Although server farm virtualization is far from being a new concept, the introduction of a Virtual Machine Monitor for servers based on Intel Architecture by VMware Inc. first, and other vendors subsequently, has made it in the last few years a very hot topic. Many firms have just started to introduce virtualization, and some have not even yet, but many others are already coping with a new set of specific issues due to virtualization. In this article we shall explore two related issues some people believe will play a significant role in the near future: VM stall and VM sprawl.
IT departments have often decided to start the virtualization process for their server farm by focusing on servers belonging to one of the following categories:
- Development servers.
- Test servers.
- Servers with low utilization rate.
- Old servers no longer supported by the HW vendor but whose application stack is still required.
- Unsupported operating systems (e.g., Windows NT 4.0).

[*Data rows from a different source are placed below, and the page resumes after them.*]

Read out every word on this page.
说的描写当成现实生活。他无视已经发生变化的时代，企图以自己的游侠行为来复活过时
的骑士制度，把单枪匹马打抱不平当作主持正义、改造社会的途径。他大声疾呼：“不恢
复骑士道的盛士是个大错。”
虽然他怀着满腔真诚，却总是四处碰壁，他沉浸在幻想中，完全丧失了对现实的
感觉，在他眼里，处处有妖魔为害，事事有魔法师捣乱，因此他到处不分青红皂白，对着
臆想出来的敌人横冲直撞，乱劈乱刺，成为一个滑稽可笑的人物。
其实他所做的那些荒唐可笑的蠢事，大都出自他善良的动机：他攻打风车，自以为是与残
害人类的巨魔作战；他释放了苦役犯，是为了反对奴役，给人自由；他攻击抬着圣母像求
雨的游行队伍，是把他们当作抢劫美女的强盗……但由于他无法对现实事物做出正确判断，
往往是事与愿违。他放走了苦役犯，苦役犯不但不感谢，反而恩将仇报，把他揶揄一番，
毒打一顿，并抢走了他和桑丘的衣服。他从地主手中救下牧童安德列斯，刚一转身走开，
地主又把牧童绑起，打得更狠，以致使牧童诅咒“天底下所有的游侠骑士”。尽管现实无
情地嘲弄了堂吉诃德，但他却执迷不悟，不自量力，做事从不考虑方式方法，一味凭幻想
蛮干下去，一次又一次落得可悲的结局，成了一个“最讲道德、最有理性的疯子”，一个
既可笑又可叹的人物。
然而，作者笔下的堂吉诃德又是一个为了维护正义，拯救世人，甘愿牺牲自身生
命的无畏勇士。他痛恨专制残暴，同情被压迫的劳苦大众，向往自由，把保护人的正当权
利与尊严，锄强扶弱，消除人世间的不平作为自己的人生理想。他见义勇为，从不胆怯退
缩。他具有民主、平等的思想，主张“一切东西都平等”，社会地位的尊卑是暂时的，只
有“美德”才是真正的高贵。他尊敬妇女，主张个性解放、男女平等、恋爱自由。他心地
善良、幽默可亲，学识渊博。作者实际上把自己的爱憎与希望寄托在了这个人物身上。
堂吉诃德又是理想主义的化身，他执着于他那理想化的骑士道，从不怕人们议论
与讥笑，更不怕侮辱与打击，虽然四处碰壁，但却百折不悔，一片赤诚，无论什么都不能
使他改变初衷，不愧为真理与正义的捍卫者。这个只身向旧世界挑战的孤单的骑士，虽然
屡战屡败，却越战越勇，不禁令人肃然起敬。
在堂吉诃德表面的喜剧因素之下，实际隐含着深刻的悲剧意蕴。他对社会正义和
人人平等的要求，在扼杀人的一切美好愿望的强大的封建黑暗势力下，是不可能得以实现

This choice was grounded on several good motivations like the following:
Mitigation of the of the unsatisfactory performance risk. Excessive latency due to the virtualization layer overhead may produce unexpected performance problems whose business impact may be acceptable for development and test systems, but unacceptable for production systems. Moreover, generally speaking, the lower the current utilization, the lower the risk of having performance problems after virtualization.
High HW maintenance savings. Financial savings due the reduced number of physical servers are larger when the consolidation ratio is larger; that makes servers with low utilization ideal for server virtualization.
Mitigation of the support risk. At the beginning several SW vendors were reluctant to support their SW in a virtualized setting (actually some still are). Several IT departments decided to ignore this reluctance for development and test servers but they could not definitely do the same for production systems.
Over the time Virtual Machine Monitor scalability has improved and several risks play now a minor role. As a consequence it is quite natural to wonder whether the scope of the virtualized server farm can be further expanded. Some IT departments are reluctant to go along this way; a fact that has been described elsewhere with the expression VM stall and classified as an important issue that needs to be tackled. We must actually first wonder whether this is an issue. Firms are not introducing, or at least they should not introduce, virtualization for the sake of virtualization but only because virtualization delivers significant benefits with minimum risks. If not, we are no longer in the realm of serious business investment.
Let consider for instance the decision of whether virtualizing or not production servers. Would the benefits offset the risks? Clearly the answer to this question depends on many factors that need to be carefully examined. If you virtualize 100 low-utilized uniprocessor servers you should expect to have significant HW maintenance savings; if you virtualize two highly-utilized 8 core servers you should not; and you should expect to run the risk of having excessive latency particularly if the workload is I/O intensive.
We all know that there are benefits of virtualization that can make attractive to virtualize a server even though no consolidation benefit is accrued. If you put a single VM on top of a Virtual Machine Monitor you do not have any consolidation benefits, but you still have the possibility to move your VM to another server to perform HW maintenance without having to rely on the complex technologies like High Availability clustering.
In conclusion, an accurate analysis of business benefits, costs and risks is more and more important to assess whether further expansion of the virtualized server farm can be useful.
While some people are worried because server farm virtualization is not progressing at a faster pace, others are worried for the opposite reason that virtualization is making much easier to deploy new operating system instances (a phenomenon described by some as VM sprawl). Indeed in the past to instantiate a new OS instance first required to go through the long process of procuring a new HW box on which to install that OS instance. With Virtual Machine Monitors everything is far faster: with just a few clicks you may have your own OS instance up and running.
Well, that may look wonderful but it actually paves the way to a whole new set of issues: the new OS instance has to be maintained, SW licenses have to be paid, and so on. Was that OS instance really required? And if so, who will take care of discarding it when it is no longer required? In short server farm virtualization has freed us from the issue of server sprawl but it has replaced it with the new issue of OS instances sprawl.
This phenomenon was expected and SW vendors are already offering products that help to put discipline in the VM instantiation process so that the VM sprawl risk is mitigated. Preventing the VM sprawl by creating a strong control process has unfortunately the side effect of reducing the flexibility introduced with virtualization. An alternative approach is to adopt a weaker control process and use regularly tools to check whether VMs are actually being used. We have decided to follow this strategy by adding new functions to our virtual servers monitoring tool ( WASFO Data Collector). If a VM has been little utilized for long time, or even worse if it has been off for long time, it may well be that nobody actually needs it any more. We can automatically collect information like VM uptime, utilization and others that provide good hints of whether the VM should be discarded.
VM stall and VM sprawl are phenomena that albeit producing opposite consequences can co-exist in a datacenter. A firm may experience VM sprawl in currently virtualized server farm (i.e., creation of useless VMs) and be reluctant to further expand the scope of that server farm by virtualizing other servers.